After some careful analysis, the Community Success team determined that this post was an existential risk to their team. They again notified the Data Integrity team of the issue.
The Data Integrity team chose to not respond to this incoming report.
2022-09-10
A few weeks later, the Data Integrity team finally decided to take action. They identified that the quickest way to get the website back up and running was to purge all data from August 22 to 23 and replay the H2H matches from the beginning of time. After doing so, they marked the incident as resolved.
What went well
- The Data Integrity team took excellent, timely action on the incident, responding and resolving the issue in its entirety within 19 days, and staying well-within their SLO of 1 month for P0 incidents.
- The Customer Support team was pleased to eventually see that at least one user attempted to notify them of the issue. This presumably meant that users actually cared about the website.
- The Google sheet infrastructure was an outstanding tool for understanding the root cause of the inaccurate rankings.
What went poorly
TODO
Next steps
- We’re strongly considering upgrading to Firebase’s Blaze plan to set up daily backups. However, Prestigehunt is already operating at a monthly loss, so there’s debate to be had here.
- We’ve decided to adopt even more Google sheets as critical, operational infrastructure given its success in mitigating this incident.

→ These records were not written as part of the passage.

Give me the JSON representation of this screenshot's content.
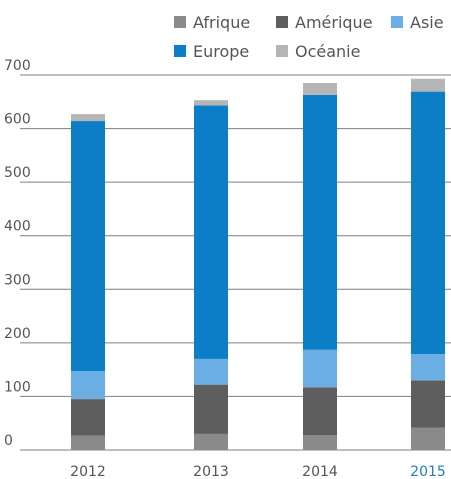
{
  "chart_data": {
    "type": "bar",
    "stacked": true,
    "categories": [
      "2012",
      "2013",
      "2014",
      "2015"
    ],
    "highlight_category": "2015",
    "highlight_color": "#1f7fc4",
    "series": [
      {
        "name": "Afrique",
        "color": "#8a8a8a",
        "values": [
          27,
          30,
          28,
          42
        ]
      },
      {
        "name": "Amérique",
        "color": "#5e5e5e",
        "values": [
          68,
          92,
          89,
          88
        ]
      },
      {
        "name": "Asie",
        "color": "#6aaee3",
        "values": [
          52,
          48,
          70,
          49
        ]
      },
      {
        "name": "Europe",
        "color": "#0c7dc7",
        "values": [
          467,
          473,
          476,
          490
        ]
      },
      {
        "name": "Océanie",
        "color": "#b5b5b5",
        "values": [
          13,
          10,
          22,
          24
        ]
      }
    ],
    "legend_rows": [
      [
        "Afrique",
        "Amérique",
        "Asie"
      ],
      [
        "Europe",
        "Océanie"
      ]
    ],
    "legend_position": "top-right",
    "yticks": [
      "700",
      "600",
      "500",
      "400",
      "300",
      "200",
      "100",
      "0"
    ],
    "ylim": [
      0,
      700
    ],
    "grid": true,
    "grid_color": "#7f7f7f",
    "text_color": "#555555"
  }
}
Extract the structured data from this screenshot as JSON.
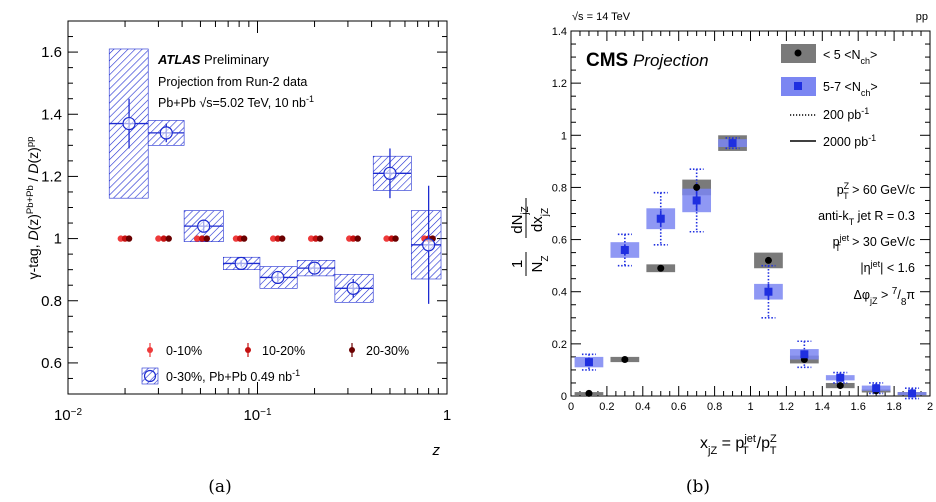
{
  "panel_labels": [
    "(a)",
    "(b)"
  ],
  "chart_data": [
    {
      "type": "scatter",
      "title": "",
      "ylabel": "γ-tag, D(z)^{Pb+Pb} / D(z)^{pp}",
      "xlabel": "z",
      "xscale": "log",
      "xlim": [
        0.01,
        1
      ],
      "ylim": [
        0.5,
        1.7
      ],
      "x_ticks": [
        "10^{-2}",
        "10^{-1}",
        "1"
      ],
      "y_ticks": [
        "0.6",
        "0.8",
        "1",
        "1.2",
        "1.4",
        "1.6"
      ],
      "annotations": [
        "ATLAS Preliminary",
        "Projection from Run-2 data",
        "Pb+Pb √s=5.02 TeV, 10 nb^{-1}"
      ],
      "legend_placement": "bottom-left",
      "colors": {
        "c0_10": "#ee3a3a",
        "c10_20": "#c41010",
        "c20_30": "#6b0000",
        "proj": "#1d2bd1"
      },
      "series": [
        {
          "name": "0-10%",
          "x": [
            0.019,
            0.03,
            0.048,
            0.077,
            0.121,
            0.192,
            0.305,
            0.48,
            0.76
          ],
          "y": [
            1,
            1,
            1,
            1,
            1,
            1,
            1,
            1,
            1
          ]
        },
        {
          "name": "10-20%",
          "x": [
            0.02,
            0.032,
            0.051,
            0.081,
            0.128,
            0.203,
            0.32,
            0.51,
            0.8
          ],
          "y": [
            1,
            1,
            1,
            1,
            1,
            1,
            1,
            1,
            1
          ]
        },
        {
          "name": "20-30%",
          "x": [
            0.021,
            0.034,
            0.054,
            0.085,
            0.135,
            0.214,
            0.338,
            0.535,
            0.84
          ],
          "y": [
            1,
            1,
            1,
            1,
            1,
            1,
            1,
            1,
            1
          ]
        },
        {
          "name": "0-30%, Pb+Pb 0.49 nb^{-1}",
          "x": [
            0.021,
            0.033,
            0.052,
            0.082,
            0.128,
            0.2,
            0.32,
            0.5,
            0.8
          ],
          "y": [
            1.37,
            1.34,
            1.04,
            0.92,
            0.875,
            0.905,
            0.84,
            1.21,
            0.98
          ],
          "stat_err": [
            0.08,
            0.03,
            0.02,
            0.01,
            0.02,
            0.02,
            0.03,
            0.08,
            0.19
          ],
          "syst_err": [
            0.24,
            0.04,
            0.05,
            0.02,
            0.035,
            0.025,
            0.045,
            0.055,
            0.11
          ],
          "x_lo": [
            0.0165,
            0.0265,
            0.041,
            0.066,
            0.103,
            0.162,
            0.256,
            0.408,
            0.648
          ],
          "x_hi": [
            0.0265,
            0.041,
            0.066,
            0.103,
            0.162,
            0.256,
            0.408,
            0.648,
            0.93
          ]
        }
      ],
      "legend": [
        "0-10%",
        "10-20%",
        "20-30%",
        "0-30%, Pb+Pb 0.49 nb^{-1}"
      ]
    },
    {
      "type": "scatter",
      "title": "CMS Projection",
      "header_left": "√s = 14 TeV",
      "header_right": "pp",
      "ylabel": "1/N_Z dN_jZ/dx_jZ",
      "xlabel": "x_jZ = p_T^jet/p_T^Z",
      "xlim": [
        0,
        2
      ],
      "ylim": [
        0,
        1.4
      ],
      "x_ticks": [
        "0",
        "0.2",
        "0.4",
        "0.6",
        "0.8",
        "1",
        "1.2",
        "1.4",
        "1.6",
        "1.8",
        "2"
      ],
      "y_ticks": [
        "0",
        "0.2",
        "0.4",
        "0.6",
        "0.8",
        "1",
        "1.2",
        "1.4"
      ],
      "legend_placement": "top-right",
      "cuts": [
        "p_T^Z > 60 GeV/c",
        "anti-k_T jet R = 0.3",
        "p_T^jet > 30 GeV/c",
        "|η^jet| < 1.6",
        "Δφ_jZ > 7/8 π"
      ],
      "colors": {
        "low_box": "#7a7a7a",
        "high_box": "#7b86f2",
        "high_marker": "#1f2fe0"
      },
      "series": [
        {
          "name": "< 5 <N_ch>",
          "x": [
            0.1,
            0.3,
            0.5,
            0.7,
            0.9,
            1.1,
            1.3,
            1.5,
            1.7,
            1.9
          ],
          "y": [
            0.01,
            0.14,
            0.49,
            0.8,
            0.97,
            0.52,
            0.14,
            0.04,
            0.02,
            0.01
          ],
          "syst_err": [
            0.005,
            0.01,
            0.015,
            0.03,
            0.03,
            0.03,
            0.015,
            0.01,
            0.005,
            0.005
          ]
        },
        {
          "name": "5-7 <N_ch>",
          "x": [
            0.1,
            0.3,
            0.5,
            0.7,
            0.9,
            1.1,
            1.3,
            1.5,
            1.7,
            1.9
          ],
          "y": [
            0.13,
            0.56,
            0.68,
            0.75,
            0.97,
            0.4,
            0.16,
            0.07,
            0.03,
            0.01
          ],
          "syst_err": [
            0.02,
            0.03,
            0.04,
            0.045,
            0.015,
            0.03,
            0.02,
            0.01,
            0.01,
            0.005
          ],
          "stat_err_200pb": [
            0.03,
            0.06,
            0.1,
            0.12,
            0.02,
            0.1,
            0.05,
            0.02,
            0.02,
            0.02
          ],
          "stat_err_2000pb": [
            0.01,
            0.02,
            0.03,
            0.04,
            0.01,
            0.03,
            0.015,
            0.01,
            0.01,
            0.005
          ]
        }
      ],
      "legend": [
        "< 5 <N_ch>",
        "5-7 <N_ch>",
        "200 pb^{-1}",
        "2000 pb^{-1}"
      ]
    }
  ]
}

- We will not be extending a full-time offer to the summer intern who wrote our backend H2H validation code.
- Our Fall intern class is working on implementing additional backend validation to flag and discard fake H2Hs.
Closing remarks
Our postmortem would not be complete without some baseless speculation regarding the motivation behind the attack.
According to our rankings, IBM is not a particularly prestigious company (rank 91 at the time of writing). Was this attack carried out by a disgruntled IBM radicalist, looking to “stick it to the community” once and for all? Or was this attack orchestrated by IBM itself, a tasteless ploy to recruit hapless developers in a time of market uncertainty? Who knows how many additional job applications IBM received in the 19 days they were at the top of the rankings.
To IBM leadership and engineers, we say this: The path to prestige is a long and arduous one. It’s clear that IBM’s prestige isn’t what it used to be. But change comes from within, from developing high quality software and building strong engineering teams. Attacks like these are but small bandaids on a festering wound. Focus your efforts not on manipulating public perception, but on building a more prestigious company from within.